There were two vaccinations on offer: Hep B and Chickenpox. I ticked both on the form, thinking to myself that B had had such a slight case of C'pox -- one spot -- that he might need a needle anyway.
The night before he was due to have the vaccinations, I stumbled across -- this was during my big cleanup -- an old diary stuck in the back of the filing cabinet. I took it back to the studio, wanting to put it together with all my other (scatty) diaries, and before putting it in the box, threw it open at a random page.
That random page recounted the day before my birthday in the year 2001, when Bumblebee (at the age of 4) had a really bad, crusty, oozing case of chickenpox. I'd planned a party, but only the stronghearted came, and towards the end of the (early) evening Bumblebee, who loves a party, was telling everyone to 'GO HOME, GO. HOOOOOME.' because all he wanted was less noise and more mum. We didn't get a lot of sleep that night, poor wee little man.

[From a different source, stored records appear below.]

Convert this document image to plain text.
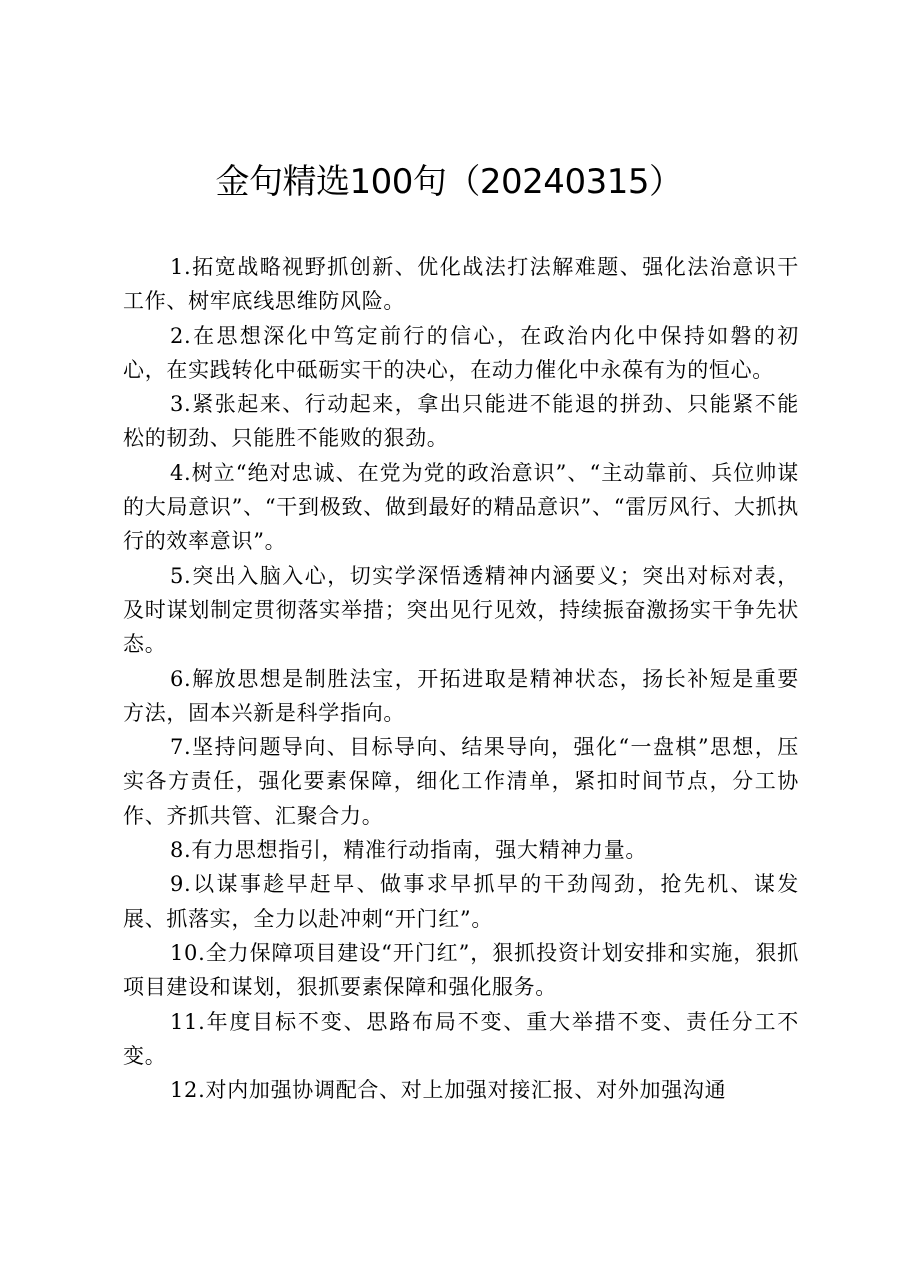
金句精选100句（20240315）

1.拓宽战略视野抓创新、优化战法打法解难题、强化法治意识干工作、树牢底线思维防风险。

2.在思想深化中笃定前行的信心，在政治内化中保持如磐的初心，在实践转化中砥砺实干的决心，在动力催化中永葆有为的恒心。

3.紧张起来、行动起来，拿出只能进不能退的拼劲、只能紧不能松的韧劲、只能胜不能败的狠劲。

4.树立“绝对忠诚、在党为党的政治意识”、“主动靠前、兵位帅谋的大局意识”、“干到极致、做到最好的精品意识”、“雷厉风行、大抓执行的效率意识”。

5.突出入脑入心，切实学深悟透精神内涵要义；突出对标对表，及时谋划制定贯彻落实举措；突出见行见效，持续振奋激扬实干争先状态。

6.解放思想是制胜法宝，开拓进取是精神状态，扬长补短是重要方法，固本兴新是科学指向。

7.坚持问题导向、目标导向、结果导向，强化“一盘棋”思想，压实各方责任，强化要素保障，细化工作清单，紧扣时间节点，分工协作、齐抓共管、汇聚合力。

8.有力思想指引，精准行动指南，强大精神力量。

9.以谋事趁早赶早、做事求早抓早的干劲闯劲，抢先机、谋发展、抓落实，全力以赴冲刺“开门红”。

10.全力保障项目建设“开门红”，狠抓投资计划安排和实施，狠抓项目建设和谋划，狠抓要素保障和强化服务。

11.年度目标不变、思路布局不变、重大举措不变、责任分工不变。

12.对内加强协调配合、对上加强对接汇报、对外加强沟通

How could I forget something like that? The 'one spot' thing was actually ME, as recounted many, many times by my long-suffering mother, who had to nurse my poor crusty, oozing brother at the same time.
Luckily I could ring the school, and send a note to the administering nurse, and save B the extra needle. He was ever so grateful, and I felt like a more than slightly flaky mother.
And, for the record, I used to read
What Katy Did in bed when I was sick too. And
What Katy Did Next. Sometimes I still do.